Несмотря на такие символы былых времён, в доме, где рос Хенрик, никто не тосковал по прошлому. Наоборот, в течение ста лет члены семьи гордились тем, что обладают двумя видами слуха, один из которых музыкальный, а другой обращён в будущее. Семейство никогда не почивало на лаврах, но всегда имело ясное понимание того, в каком направлении идёт развитие, и с конца XIX века Блассерманы знали, что наступают перемены.
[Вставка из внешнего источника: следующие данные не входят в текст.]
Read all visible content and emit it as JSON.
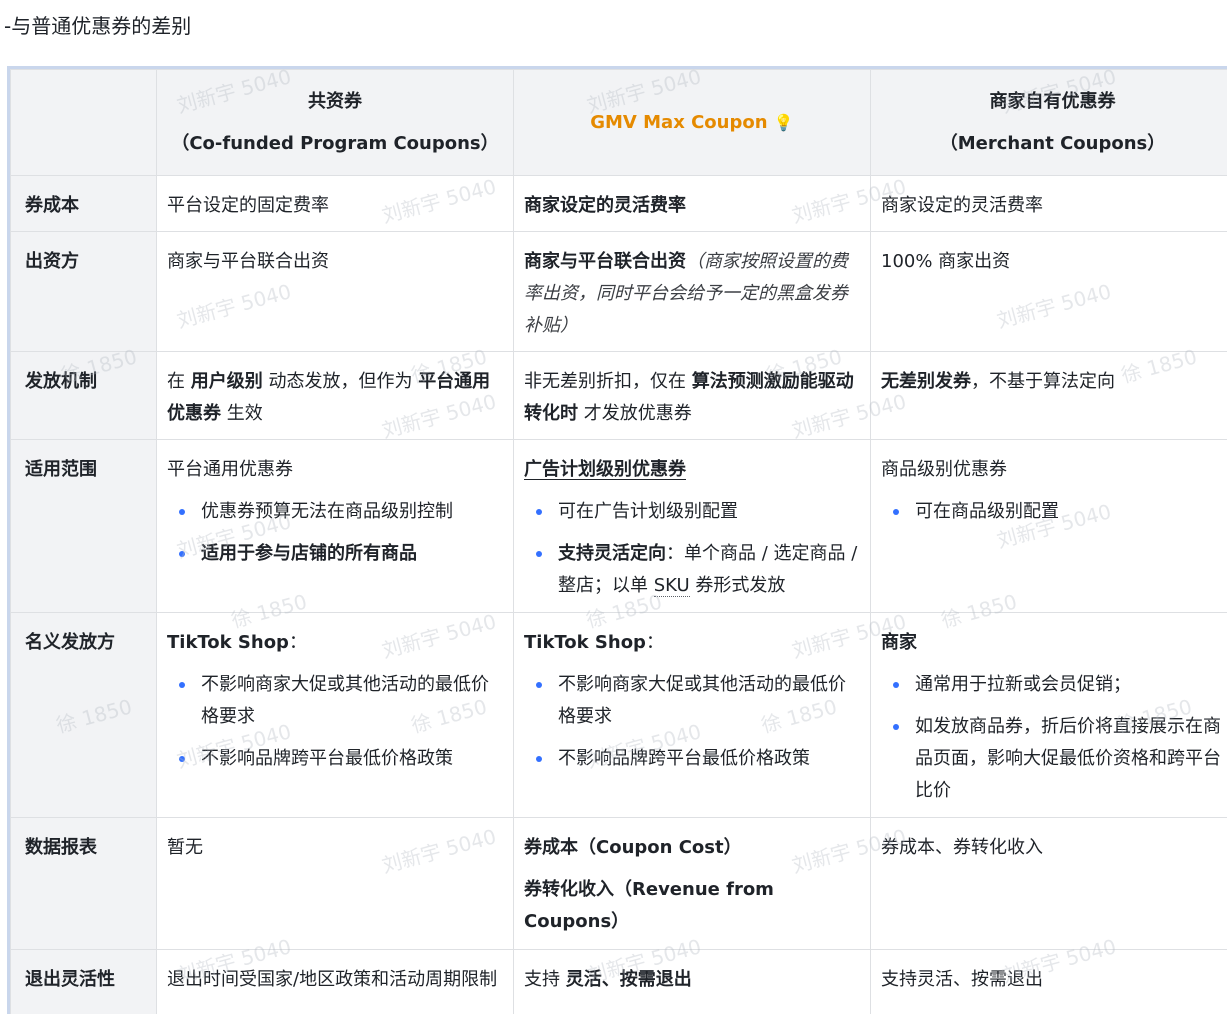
{
  "heading": "-与普通优惠券的差别",
  "columns": {
    "col1_line1": "共资券",
    "col1_line2": "（Co-funded Program Coupons）",
    "col2_line1": "GMV Max Coupon",
    "col2_icon": "lightbulb-icon",
    "col3_line1": "商家自有优惠券",
    "col3_line2": "（Merchant Coupons）"
  },
  "rows": {
    "cost": {
      "label": "券成本",
      "c1": "平台设定的固定费率",
      "c2": "商家设定的灵活费率",
      "c3": "商家设定的灵活费率"
    },
    "funder": {
      "label": "出资方",
      "c1": "商家与平台联合出资",
      "c2_bold": "商家与平台联合出资",
      "c2_italic": "（商家按照设置的费率出资，同时平台会给予一定的黑盒发券补贴）",
      "c3": "100% 商家出资"
    },
    "mechanism": {
      "label": "发放机制",
      "c1_a": "在 ",
      "c1_b": "用户级别",
      "c1_c": " 动态发放，但作为 ",
      "c1_d": "平台通用优惠券",
      "c1_e": " 生效",
      "c2_a": "非无差别折扣，仅在 ",
      "c2_b": "算法预测激励能驱动转化时",
      "c2_c": " 才发放优惠券",
      "c3_a": "无差别发券",
      "c3_b": "，不基于算法定向"
    },
    "scope": {
      "label": "适用范围",
      "c1_title": "平台通用优惠券",
      "c1_b1": "优惠券预算无法在商品级别控制",
      "c1_b2": "适用于参与店铺的所有商品",
      "c2_title": "广告计划级别优惠券",
      "c2_b1": "可在广告计划级别配置",
      "c2_b2_bold": "支持灵活定向",
      "c2_b2_a": "：单个商品 / 选定商品 / 整店；以单 ",
      "c2_b2_sku": "SKU",
      "c2_b2_b": " 券形式发放",
      "c3_title": "商品级别优惠券",
      "c3_b1": "可在商品级别配置"
    },
    "issuer": {
      "label": "名义发放方",
      "c1_title": "TikTok Shop",
      "c1_colon": "：",
      "c1_b1": "不影响商家大促或其他活动的最低价格要求",
      "c1_b2": "不影响品牌跨平台最低价格政策",
      "c2_title": "TikTok Shop",
      "c2_colon": "：",
      "c2_b1": "不影响商家大促或其他活动的最低价格要求",
      "c2_b2": "不影响品牌跨平台最低价格政策",
      "c3_title": "商家",
      "c3_b1": "通常用于拉新或会员促销；",
      "c3_b2": "如发放商品券，折后价将直接展示在商品页面，影响大促最低价资格和跨平台比价"
    },
    "report": {
      "label": "数据报表",
      "c1": "暂无",
      "c2_p1": "券成本（Coupon Cost）",
      "c2_p2": "券转化收入（Revenue from Coupons）",
      "c3": "券成本、券转化收入"
    },
    "exit": {
      "label": "退出灵活性",
      "c1": "退出时间受国家/地区政策和活动周期限制",
      "c2_a": "支持 ",
      "c2_b": "灵活、按需退出",
      "c3": "支持灵活、按需退出"
    }
  },
  "watermarks": {
    "name": "刘新宇 5040",
    "alt": "徐 1850"
  },
  "colors": {
    "header_bg": "#f2f3f5",
    "border": "#dee0e3",
    "gmv_accent": "#e58a00",
    "bullet": "#3370ff"
  }
}
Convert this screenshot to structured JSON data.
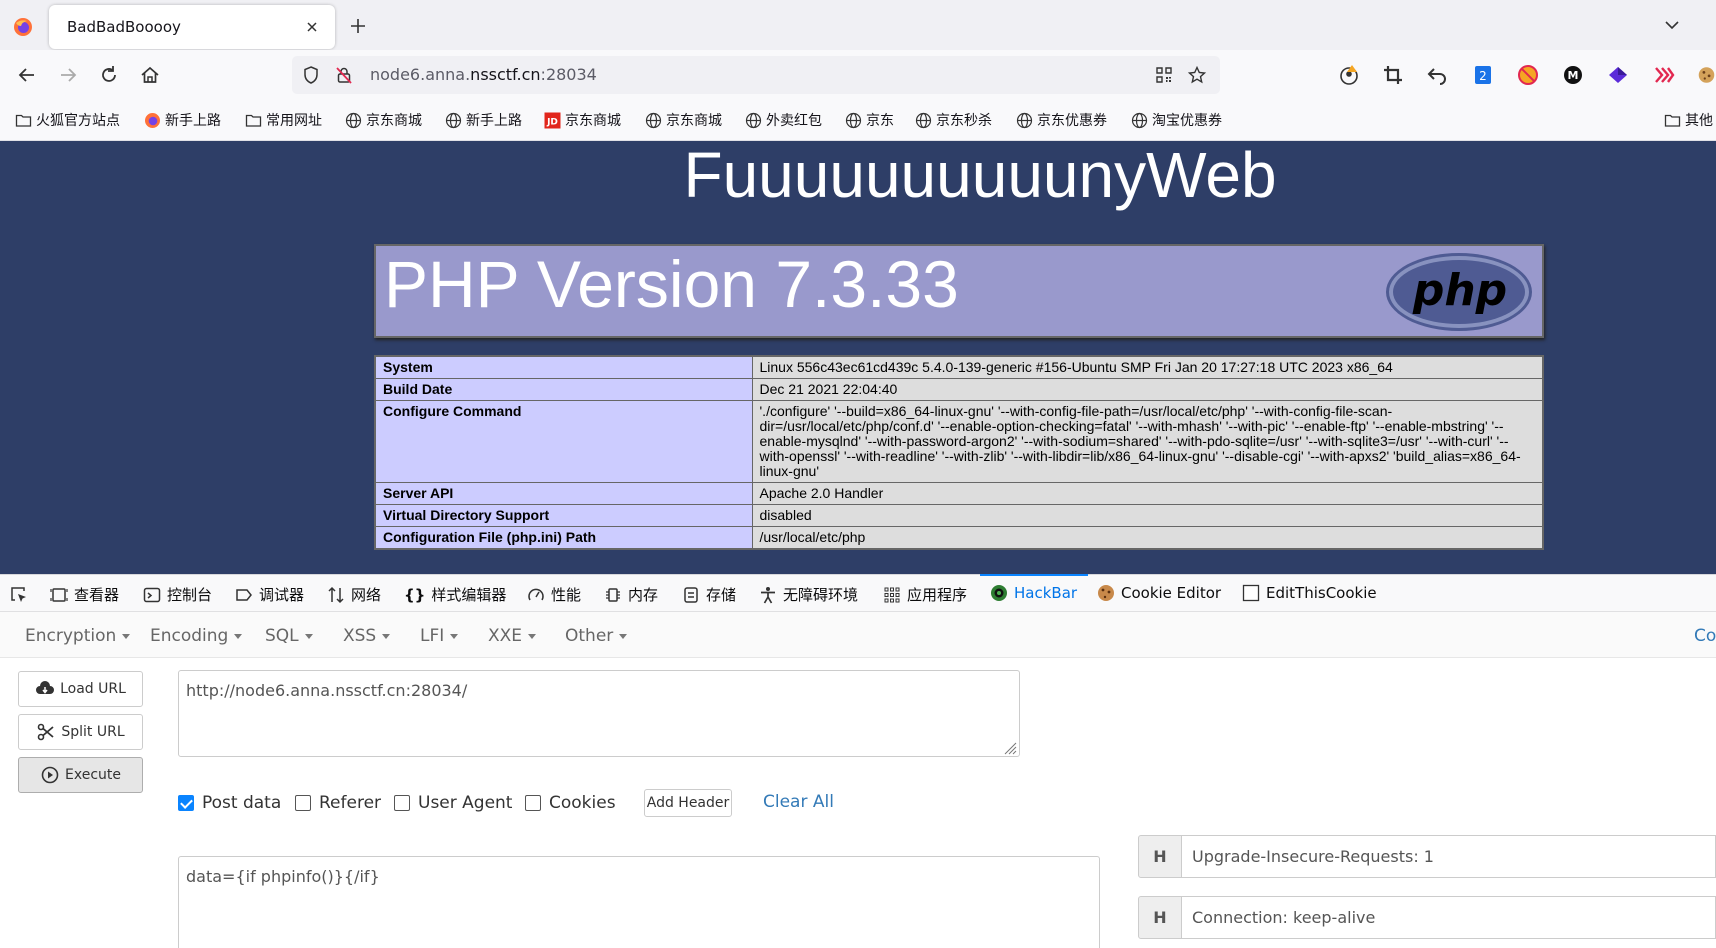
{
  "tab": {
    "title": "BadBadBooooy"
  },
  "address": {
    "prefix": "node6.anna.",
    "domain": "nssctf.cn",
    "port": ":28034"
  },
  "bookmarks": [
    {
      "label": "火狐官方站点",
      "icon": "folder-icon"
    },
    {
      "label": "新手上路",
      "icon": "firefox-icon"
    },
    {
      "label": "常用网址",
      "icon": "folder-icon"
    },
    {
      "label": "京东商城",
      "icon": "globe-icon"
    },
    {
      "label": "新手上路",
      "icon": "globe-icon"
    },
    {
      "label": "京东商城",
      "icon": "jd-icon"
    },
    {
      "label": "京东商城",
      "icon": "globe-icon"
    },
    {
      "label": "外卖红包",
      "icon": "globe-icon"
    },
    {
      "label": "京东",
      "icon": "globe-icon"
    },
    {
      "label": "京东秒杀",
      "icon": "globe-icon"
    },
    {
      "label": "京东优惠券",
      "icon": "globe-icon"
    },
    {
      "label": "淘宝优惠券",
      "icon": "globe-icon"
    },
    {
      "label": "其他",
      "icon": "folder-icon"
    }
  ],
  "page": {
    "title": "FuuuuuuuuuunyWeb",
    "php_version": "PHP Version 7.3.33",
    "php_logo_text": "php",
    "rows": [
      {
        "key": "System",
        "value": "Linux 556c43ec61cd439c 5.4.0-139-generic #156-Ubuntu SMP Fri Jan 20 17:27:18 UTC 2023 x86_64"
      },
      {
        "key": "Build Date",
        "value": "Dec 21 2021 22:04:40"
      },
      {
        "key": "Configure Command",
        "value": "'./configure' '--build=x86_64-linux-gnu' '--with-config-file-path=/usr/local/etc/php' '--with-config-file-scan-dir=/usr/local/etc/php/conf.d' '--enable-option-checking=fatal' '--with-mhash' '--with-pic' '--enable-ftp' '--enable-mbstring' '--enable-mysqlnd' '--with-password-argon2' '--with-sodium=shared' '--with-pdo-sqlite=/usr' '--with-sqlite3=/usr' '--with-curl' '--with-openssl' '--with-readline' '--with-zlib' '--with-libdir=lib/x86_64-linux-gnu' '--disable-cgi' '--with-apxs2' 'build_alias=x86_64-linux-gnu'"
      },
      {
        "key": "Server API",
        "value": "Apache 2.0 Handler"
      },
      {
        "key": "Virtual Directory Support",
        "value": "disabled"
      },
      {
        "key": "Configuration File (php.ini) Path",
        "value": "/usr/local/etc/php"
      }
    ]
  },
  "devtools": {
    "tabs": [
      "查看器",
      "控制台",
      "调试器",
      "网络",
      "样式编辑器",
      "性能",
      "内存",
      "存储",
      "无障碍环境",
      "应用程序",
      "HackBar",
      "Cookie Editor",
      "EditThisCookie"
    ],
    "active": "HackBar"
  },
  "hackbar": {
    "menu": [
      "Encryption",
      "Encoding",
      "SQL",
      "XSS",
      "LFI",
      "XXE",
      "Other"
    ],
    "contact": "Co",
    "buttons": {
      "load": "Load URL",
      "split": "Split URL",
      "execute": "Execute"
    },
    "url": "http://node6.anna.nssctf.cn:28034/",
    "options": [
      {
        "label": "Post data",
        "checked": true
      },
      {
        "label": "Referer",
        "checked": false
      },
      {
        "label": "User Agent",
        "checked": false
      },
      {
        "label": "Cookies",
        "checked": false
      }
    ],
    "add_header": "Add Header",
    "clear_all": "Clear All",
    "post_data": "data={if phpinfo()}{/if}",
    "headers": [
      {
        "tag": "H",
        "value": "Upgrade-Insecure-Requests: 1"
      },
      {
        "tag": "H",
        "value": "Connection: keep-alive"
      }
    ]
  },
  "colors": {
    "page_bg": "#2e3e67",
    "php_header": "#9999cc",
    "key_cell": "#ccccff",
    "value_cell": "#dddddd",
    "accent": "#0a84ff"
  }
}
Да, конечно, они поддерживали премьер-министра Эструпа за его здравые взгляды на вопросы обороноспособности страны, и короля, поскольку он пока что являлся вполне полезным символом, но они прекрасно понимали, что установленный порядок выстроен на песке, и хотя прошлое во многих отношениях было эпохой добра и красоты, но самая главная его характеристика состоит в том, что оно прошло. Когда полиции пришлось вступить в бой с демонстрантами в парке Фэллед, отец Хенрика сочинил ритмическую военную песню. Когда синкопированные негритянские ритмы и вместе с ними новый танец кекуок — эта пляска святого Витта — добрались до Дании, у одного из Блас-серманов уже был готов целый цикл новых кадрилей и фольклорных оранжировок, призванных помочь молодёжи противостоять чёрной музыке, и когда в Дании вышел перевод романа Киплинга «Ким», сопровождаемый историями об английском генерале лорде Баден-Пауэлле, возведённом в звание пэра за свои добрые дела в азиатских и африканских колониях и за создание героического корпуса скаутов, — ведь с военной подготовкой всё равно что с игрой на скрипке: чем раньше начнёшь, тем лучше, — другой Блассерман уже сочинил десяток мелодий, предназначенных для пребывания на открытом воздухе с голыми коленками, под голубым небом и в бодром настроении, задолго до того, как в Дании заговорили о собственной организации бойскаутов.